# Fiberglass work ?



## boatman41 (Mar 7, 2011)

I'm looking for a good fiberglass shop to cut out a floor and reglass it, any one have a shop they would say use ?


----------



## purple haze (Sep 2, 2013)

There is a lot of good glass men in the area. Elton Bowlin has a great shop and can do any type of glass work for one. I used Mike Lamb to re-glass our decks on The Contender after the fuel tank change. We have ran her hard many times with out the first sign of a crack.


----------



## boatman41 (Mar 7, 2011)

thanks do you have a contact number for either of them ? or shop name.


----------



## Big Mikes Fiberglass (Sep 23, 2008)

*Fiberglass Repair*

We do this type of work all the time. If you would like a free
estimate, give me a call and we will make arrangements for you
to bring it to my shop at Harbor View Marina. 

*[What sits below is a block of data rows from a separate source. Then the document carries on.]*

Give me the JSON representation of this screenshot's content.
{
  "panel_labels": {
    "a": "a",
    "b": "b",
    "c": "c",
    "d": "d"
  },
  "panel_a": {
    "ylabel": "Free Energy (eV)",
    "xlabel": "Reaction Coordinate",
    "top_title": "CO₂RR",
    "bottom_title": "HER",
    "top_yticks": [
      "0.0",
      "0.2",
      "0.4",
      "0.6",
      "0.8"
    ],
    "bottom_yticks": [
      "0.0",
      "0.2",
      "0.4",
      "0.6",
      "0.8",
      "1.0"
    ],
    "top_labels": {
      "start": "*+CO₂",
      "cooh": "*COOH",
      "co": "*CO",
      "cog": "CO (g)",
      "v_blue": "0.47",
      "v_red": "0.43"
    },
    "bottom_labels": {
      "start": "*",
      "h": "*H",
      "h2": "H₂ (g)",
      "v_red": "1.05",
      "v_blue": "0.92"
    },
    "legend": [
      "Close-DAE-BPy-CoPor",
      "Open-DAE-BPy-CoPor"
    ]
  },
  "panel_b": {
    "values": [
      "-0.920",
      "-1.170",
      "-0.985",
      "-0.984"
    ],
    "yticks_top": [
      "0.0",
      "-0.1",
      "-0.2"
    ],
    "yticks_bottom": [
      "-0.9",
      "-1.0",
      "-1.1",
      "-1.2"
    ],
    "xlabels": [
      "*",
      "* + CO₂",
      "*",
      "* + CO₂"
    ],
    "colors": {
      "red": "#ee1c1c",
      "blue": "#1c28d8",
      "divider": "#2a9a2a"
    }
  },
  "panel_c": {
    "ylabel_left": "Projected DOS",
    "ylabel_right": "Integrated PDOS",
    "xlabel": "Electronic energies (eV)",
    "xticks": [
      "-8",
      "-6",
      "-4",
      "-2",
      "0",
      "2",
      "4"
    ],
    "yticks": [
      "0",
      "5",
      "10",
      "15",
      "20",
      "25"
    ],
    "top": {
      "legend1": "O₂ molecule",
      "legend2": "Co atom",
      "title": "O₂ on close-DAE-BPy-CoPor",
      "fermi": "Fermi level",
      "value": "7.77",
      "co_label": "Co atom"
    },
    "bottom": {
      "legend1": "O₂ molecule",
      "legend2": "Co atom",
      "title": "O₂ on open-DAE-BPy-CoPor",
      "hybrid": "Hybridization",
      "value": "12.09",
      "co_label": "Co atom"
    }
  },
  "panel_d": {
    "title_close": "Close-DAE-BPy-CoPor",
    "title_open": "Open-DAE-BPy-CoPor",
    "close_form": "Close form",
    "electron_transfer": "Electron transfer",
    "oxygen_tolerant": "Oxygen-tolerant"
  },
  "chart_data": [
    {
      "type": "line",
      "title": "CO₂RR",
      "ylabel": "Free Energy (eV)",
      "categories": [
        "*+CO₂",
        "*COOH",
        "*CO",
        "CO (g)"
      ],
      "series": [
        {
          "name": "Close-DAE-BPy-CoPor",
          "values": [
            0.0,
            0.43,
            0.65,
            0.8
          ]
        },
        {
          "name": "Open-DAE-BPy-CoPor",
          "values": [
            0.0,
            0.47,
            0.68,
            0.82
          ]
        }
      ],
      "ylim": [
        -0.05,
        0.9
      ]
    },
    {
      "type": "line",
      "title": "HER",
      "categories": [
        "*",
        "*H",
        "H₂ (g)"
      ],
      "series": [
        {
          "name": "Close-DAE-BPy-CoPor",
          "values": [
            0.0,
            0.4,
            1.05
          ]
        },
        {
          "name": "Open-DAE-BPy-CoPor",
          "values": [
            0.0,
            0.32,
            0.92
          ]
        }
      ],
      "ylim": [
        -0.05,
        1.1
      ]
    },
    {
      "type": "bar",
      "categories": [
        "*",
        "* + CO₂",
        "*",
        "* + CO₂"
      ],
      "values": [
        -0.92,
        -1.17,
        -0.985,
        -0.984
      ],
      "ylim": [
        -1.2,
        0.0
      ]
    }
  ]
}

Thanks, and have a nice day.

Big Mike
www.bigmikesfiberglass.com
850-206-4499


----------



## Snagged Line (Sep 30, 2007)

Use the forum search box and look for Fayne Limbo.... Read the posts and replys.... Fayne is your best bet....

Sent from my PC36100 using Tapatalk 2


----------



## johnsonbeachbum (Oct 1, 2007)

Is Elton Bowlin still open?
I was by there a week or two ago and it looked to be closed.
i.e. all cleaned up outside and nothing setting outside, etc.


----------



## Gotfw (May 10, 2013)

*Fiberglass work*

Fayne Limbo did a transom for me a few months ago and was a good job, on time and at the agreed price. I would use him again.

Limbo Boat Sales & Repair Fayne Limbo
5038 Phoenix Dr
Milton Fl, 850 - 723-2473

No connection but a satisfied customer.
Jim


----------



## boatman41 (Mar 7, 2011)

*Fiberglass work*

This is just to give a update on the floor job. big Mike and his crew are the best bunch of guys I have ever worked with, and the best work from a crew I have ever seen, here are a couple of before and after pics, see for your self. And thanks for the recomendation.


----------



## shootnstarz (May 4, 2011)

Mike Lamb, 932-6557. One of the best around.

Rick


----------